In the garden, the first sculptures appeared “Ceres” and “Flora” in the winter of 1707-1708, the first statues and busts appeared in the Summer Garden. Contemporaries are also unanimous that they were brought from Poland. However, most likely, Poland here meant the present-day Western Ukraine, where Peter the Great himself was in the spring of 1707. It is known that from here in early May he sent some paintings to Petersburg, and he could have brought works of plastics at the same time. Most of the statues from the first collection of sculptures in the Summer Garden have not survived to our time. Nevertheless, their plots are not in doubt. Probably, it was a series of sculptures of ancient gods, personifying the seasons. Ceres and possibly Flora still adorn the Summer Garden.

FLORA (Heinrich Meiring) – the Italian goddess of flowers, in modern times is usually considered also as the personification of spring. She is depicted in a long shirt, in her hands and at the hem she has flowers, on her head there is a wreath of roses. The twin statue depicting the god of the west wind Zephyr, Flora’s lover, has been lost. The sculptor Heinrich Meiring (1628-1723) appears to have come from the Rhineland. Since the late 1670s. and worked until his death in Venice and its environs, and at the turn of the XVII – XVIII centuries. was considered perhaps the most respected among local sculptors. “Flora” is the last work of the old master, marked with the stamp of fatigue. Characteristically, he repeats here the composition of his earlier statue of Flora, which was previously kept at the Villa Dzaguri in Altichiero (near Padua, Italy).

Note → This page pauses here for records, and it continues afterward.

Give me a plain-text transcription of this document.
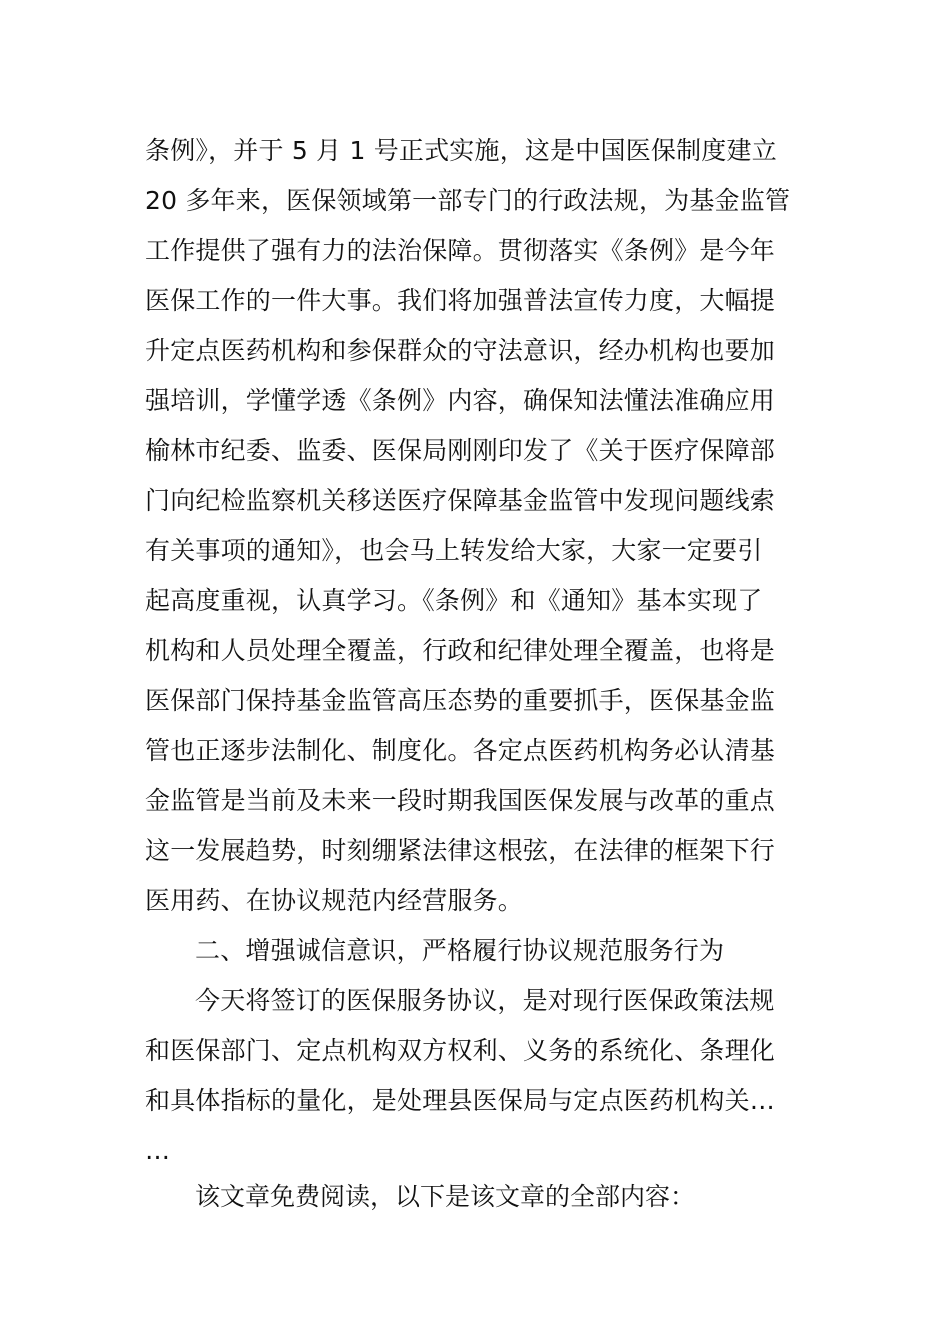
条例》，并于 5 月 1 号正式实施，这是中国医保制度建立
20 多年来，医保领域第一部专门的行政法规，为基金监管
工作提供了强有力的法治保障。贯彻落实《条例》是今年
医保工作的一件大事。我们将加强普法宣传力度，大幅提
升定点医药机构和参保群众的守法意识，经办机构也要加
强培训，学懂学透《条例》内容，确保知法懂法准确应用
榆林市纪委、监委、医保局刚刚印发了《关于医疗保障部
门向纪检监察机关移送医疗保障基金监管中发现问题线索
有关事项的通知》，也会马上转发给大家，大家一定要引
起高度重视，认真学习。《条例》和《通知》基本实现了
机构和人员处理全覆盖，行政和纪律处理全覆盖，也将是
医保部门保持基金监管高压态势的重要抓手，医保基金监
管也正逐步法制化、制度化。各定点医药机构务必认清基
金监管是当前及未来一段时期我国医保发展与改革的重点
这一发展趋势，时刻绷紧法律这根弦，在法律的框架下行
医用药、在协议规范内经营服务。
二、增强诚信意识，严格履行协议规范服务行为
今天将签订的医保服务协议，是对现行医保政策法规
和医保部门、定点机构双方权利、义务的系统化、条理化
和具体指标的量化，是处理县医保局与定点医药机构关…
…
该文章免费阅读，以下是该文章的全部内容：
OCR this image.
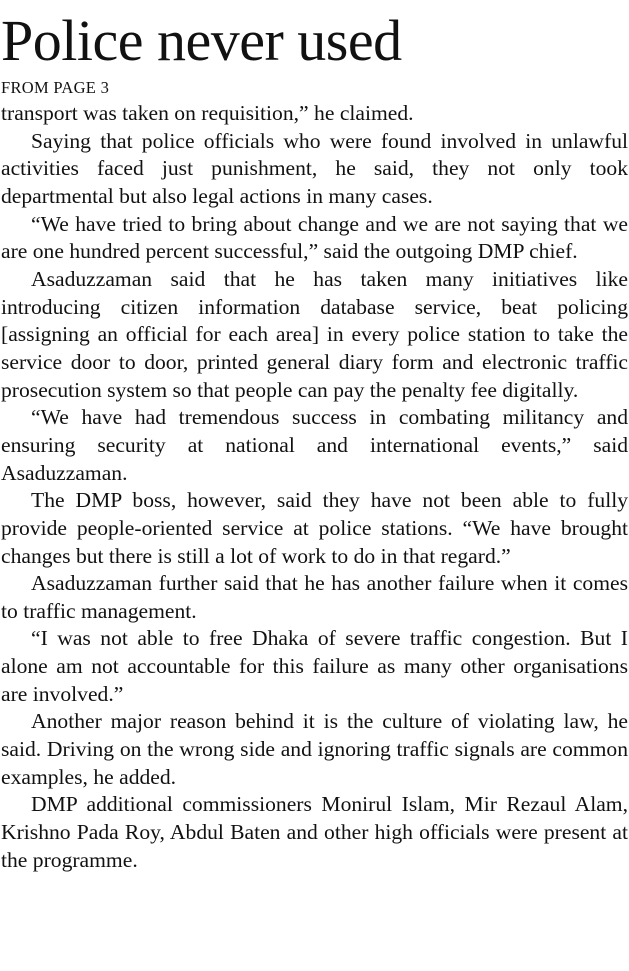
Police never used

FROM PAGE 3

transport was taken on requisition,” he claimed.

Saying that police officials who were found involved in unlawful activities faced just punishment, he said, they not only took departmental but also legal actions in many cases.

“We have tried to bring about change and we are not saying that we are one hundred percent successful,” said the outgoing DMP chief.

Asaduzzaman said that he has taken many initiatives like introducing citizen information database service, beat policing [assigning an official for each area] in every police station to take the service door to door, printed general diary form and electronic traffic prosecution system so that people can pay the penalty fee digitally.

“We have had tremendous success in combating militancy and ensuring security at national and international events,” said Asaduzzaman.

The DMP boss, however, said they have not been able to fully provide people-oriented service at police stations. “We have brought changes but there is still a lot of work to do in that regard.”

Asaduzzaman further said that he has another failure when it comes to traffic management.

“I was not able to free Dhaka of severe traffic congestion. But I alone am not accountable for this failure as many other organisations are involved.”

Another major reason behind it is the culture of violating law, he said. Driving on the wrong side and ignoring traffic signals are common examples, he added.

DMP additional commissioners Monirul Islam, Mir Rezaul Alam, Krishno Pada Roy, Abdul Baten and other high officials were present at the programme.
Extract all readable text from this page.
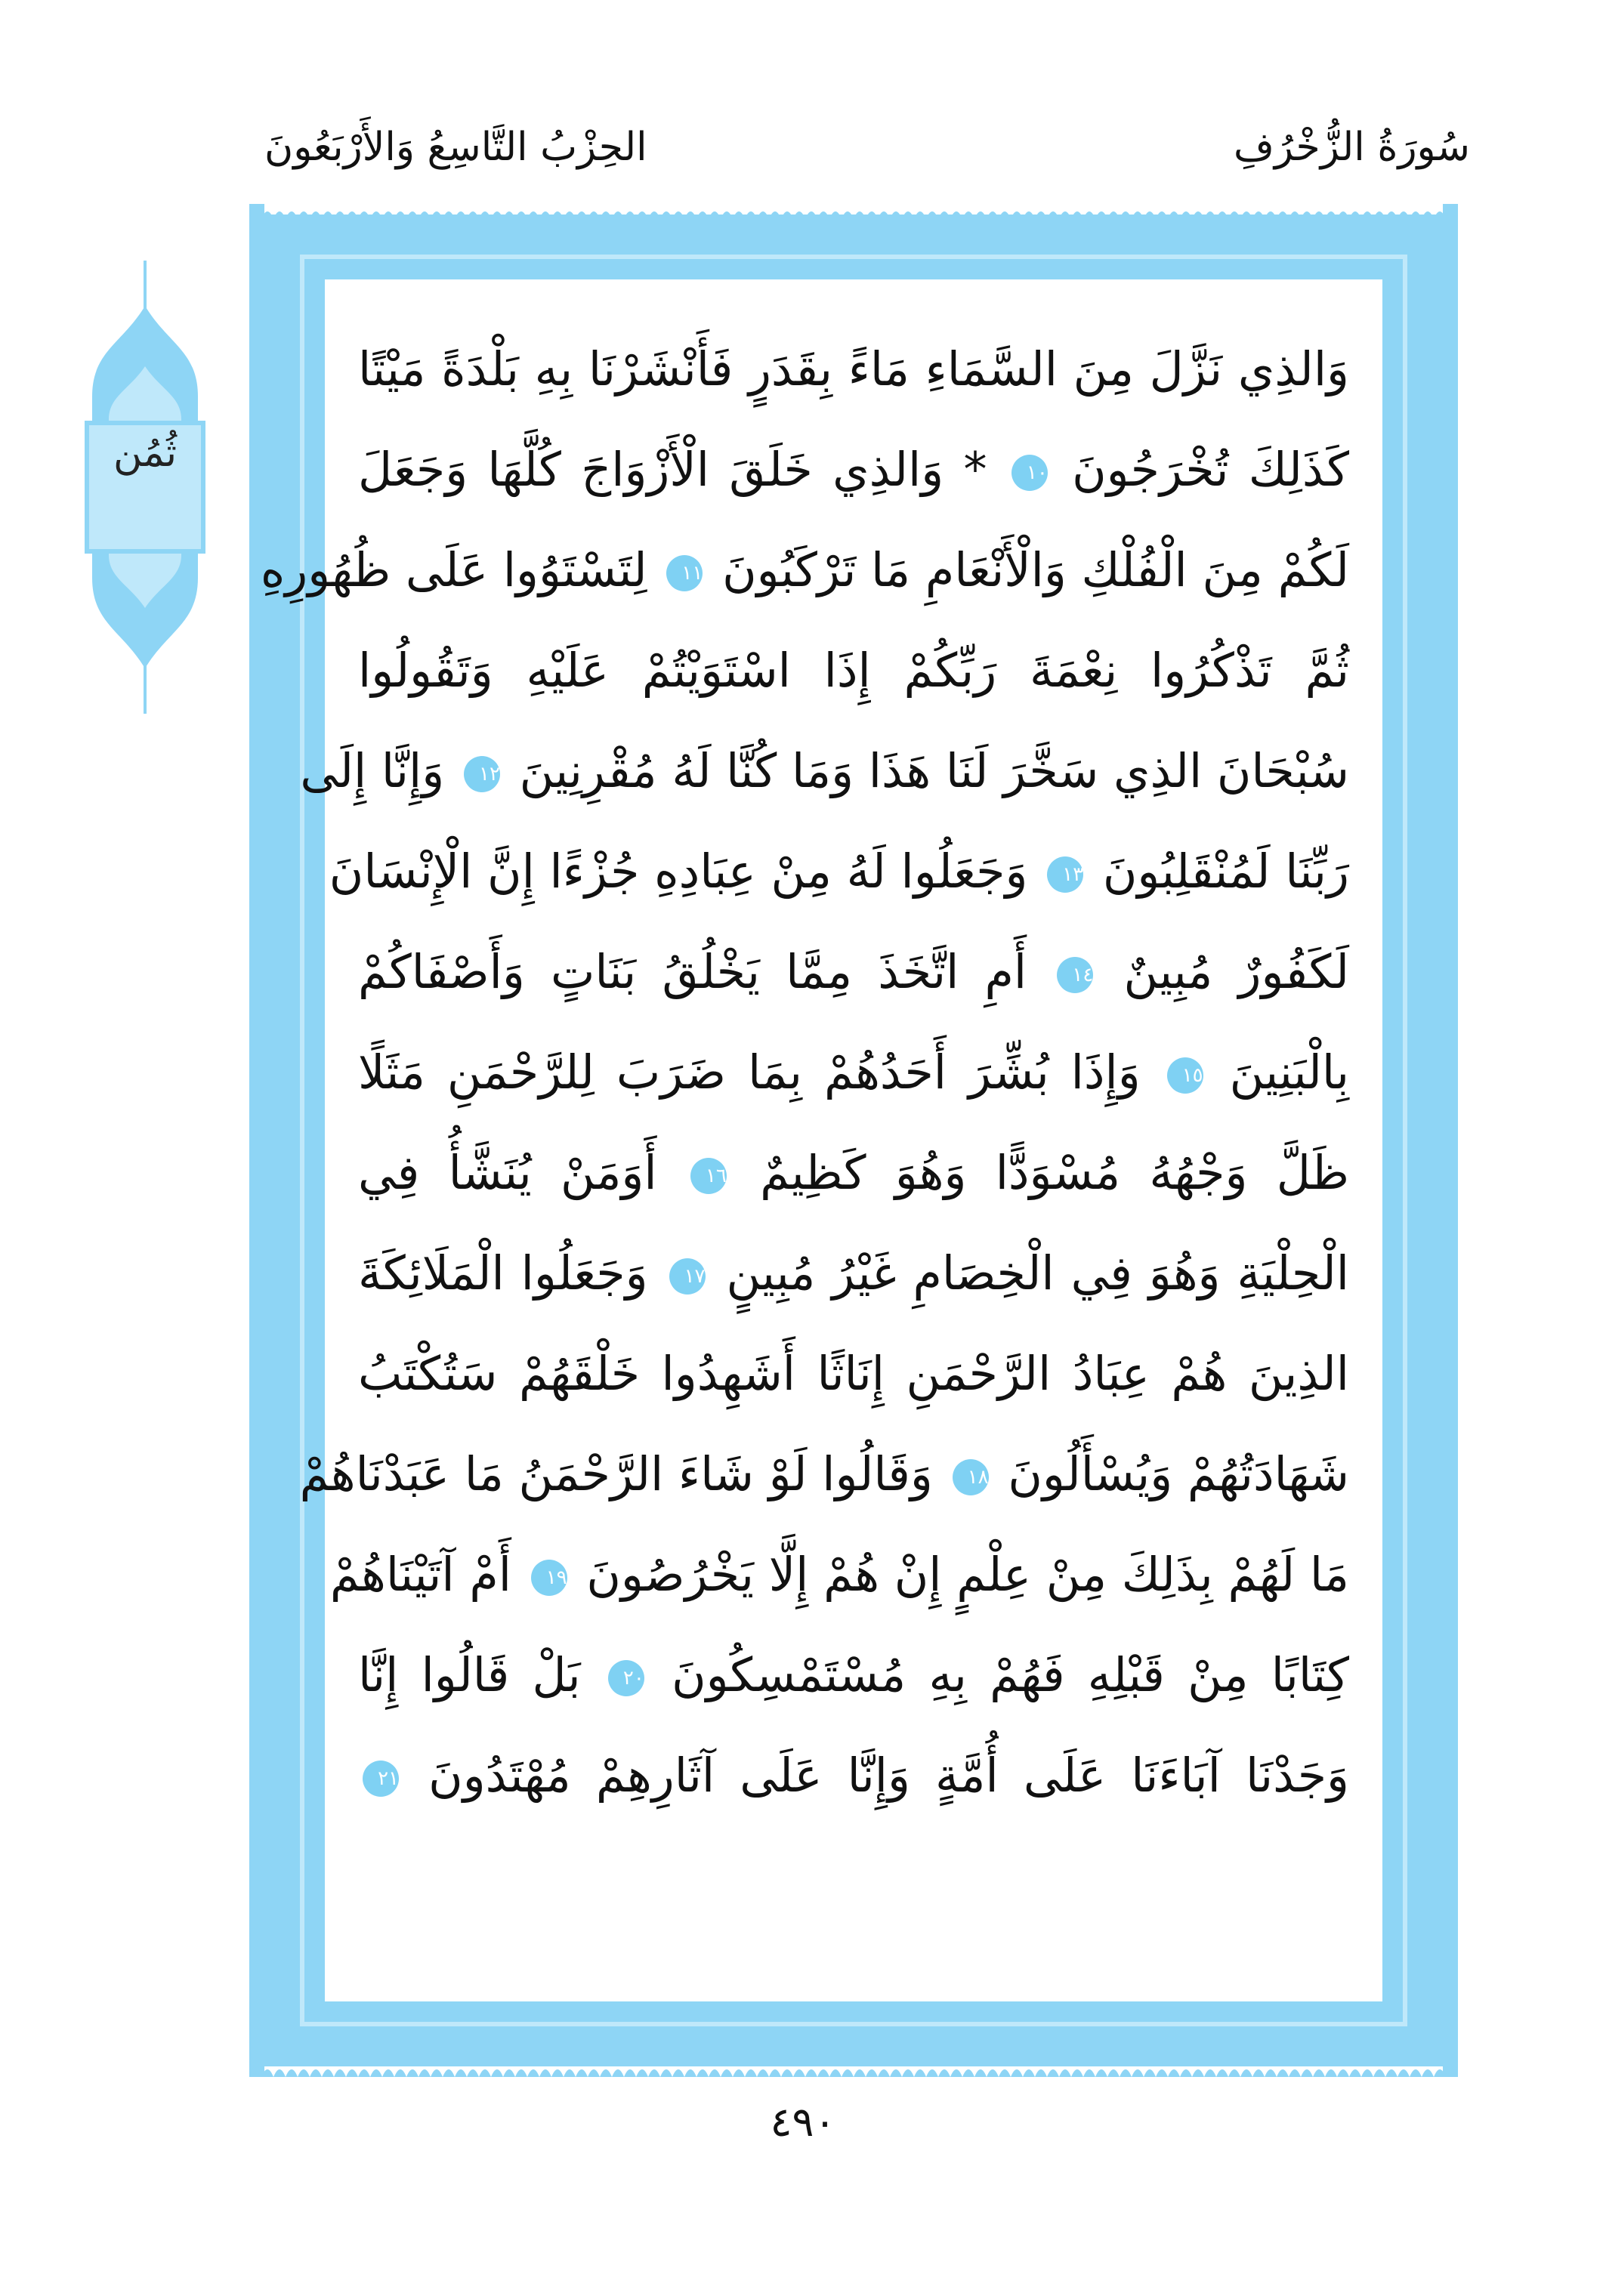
سُورَةُ الزُّخْرُفِ
الحِزْبُ التَّاسِعُ وَالأَرْبَعُونَ
ثُمُن
وَالذِي نَزَّلَ مِنَ السَّمَاءِ مَاءً بِقَدَرٍ فَأَنْشَرْنَا بِهِ بَلْدَةً مَيْتًا
كَذَلِكَ تُخْرَجُونَ ١٠ * وَالذِي خَلَقَ الْأَزْوَاجَ كُلَّهَا وَجَعَلَ
لَكُمْ مِنَ الْفُلْكِ وَالْأَنْعَامِ مَا تَرْكَبُونَ ١١ لِتَسْتَوُوا عَلَى ظُهُورِهِ
ثُمَّ تَذْكُرُوا نِعْمَةَ رَبِّكُمْ إِذَا اسْتَوَيْتُمْ عَلَيْهِ وَتَقُولُوا
سُبْحَانَ الذِي سَخَّرَ لَنَا هَذَا وَمَا كُنَّا لَهُ مُقْرِنِينَ ١٢ وَإِنَّا إِلَى
رَبِّنَا لَمُنْقَلِبُونَ ١٣ وَجَعَلُوا لَهُ مِنْ عِبَادِهِ جُزْءًا إِنَّ الْإِنْسَانَ
لَكَفُورٌ مُبِينٌ ١٤ أَمِ اتَّخَذَ مِمَّا يَخْلُقُ بَنَاتٍ وَأَصْفَاكُمْ
بِالْبَنِينَ ١٥ وَإِذَا بُشِّرَ أَحَدُهُمْ بِمَا ضَرَبَ لِلرَّحْمَنِ مَثَلًا
ظَلَّ وَجْهُهُ مُسْوَدًّا وَهُوَ كَظِيمٌ ١٦ أَوَمَنْ يُنَشَّأُ فِي
الْحِلْيَةِ وَهُوَ فِي الْخِصَامِ غَيْرُ مُبِينٍ ١٧ وَجَعَلُوا الْمَلَائِكَةَ
الذِينَ هُمْ عِبَادُ الرَّحْمَنِ إِنَاثًا أَشَهِدُوا خَلْقَهُمْ سَتُكْتَبُ
شَهَادَتُهُمْ وَيُسْأَلُونَ ١٨ وَقَالُوا لَوْ شَاءَ الرَّحْمَنُ مَا عَبَدْنَاهُمْ
مَا لَهُمْ بِذَلِكَ مِنْ عِلْمٍ إِنْ هُمْ إِلَّا يَخْرُصُونَ ١٩ أَمْ آتَيْنَاهُمْ
كِتَابًا مِنْ قَبْلِهِ فَهُمْ بِهِ مُسْتَمْسِكُونَ ٢٠ بَلْ قَالُوا إِنَّا
وَجَدْنَا آبَاءَنَا عَلَى أُمَّةٍ وَإِنَّا عَلَى آثَارِهِمْ مُهْتَدُونَ ٢١
٤٩٠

CEERA (Greek – Demeter) (Thomas Quellinus) – according to ancient mythology, the goddess of fertility and agriculture. Daughter of Saturn and Rhea, mother of Proserpine. The oldest Italian and Roman goddess of the productive forces of the Earth, cereals, and the underworld. In a number of myths, she is the goddess of motherhood and marriage. The cult of Ceres was especially widespread among the peasantry. In modern times, she was usually considered also as the personification of summer.

Ceres is depicted with ears and a sickle in his hands, which reminds of the ripening of the grain and the harvest in the middle of summer.

The statue is attributed to Thomas Quellinus on the basis of the similarity to his other works from the Summer Garden.

Another series was an allegory of the elements (all these statues have not survived). In addition to portrait busts, figures of the gods were also presented (of which Minerva has survived to this day).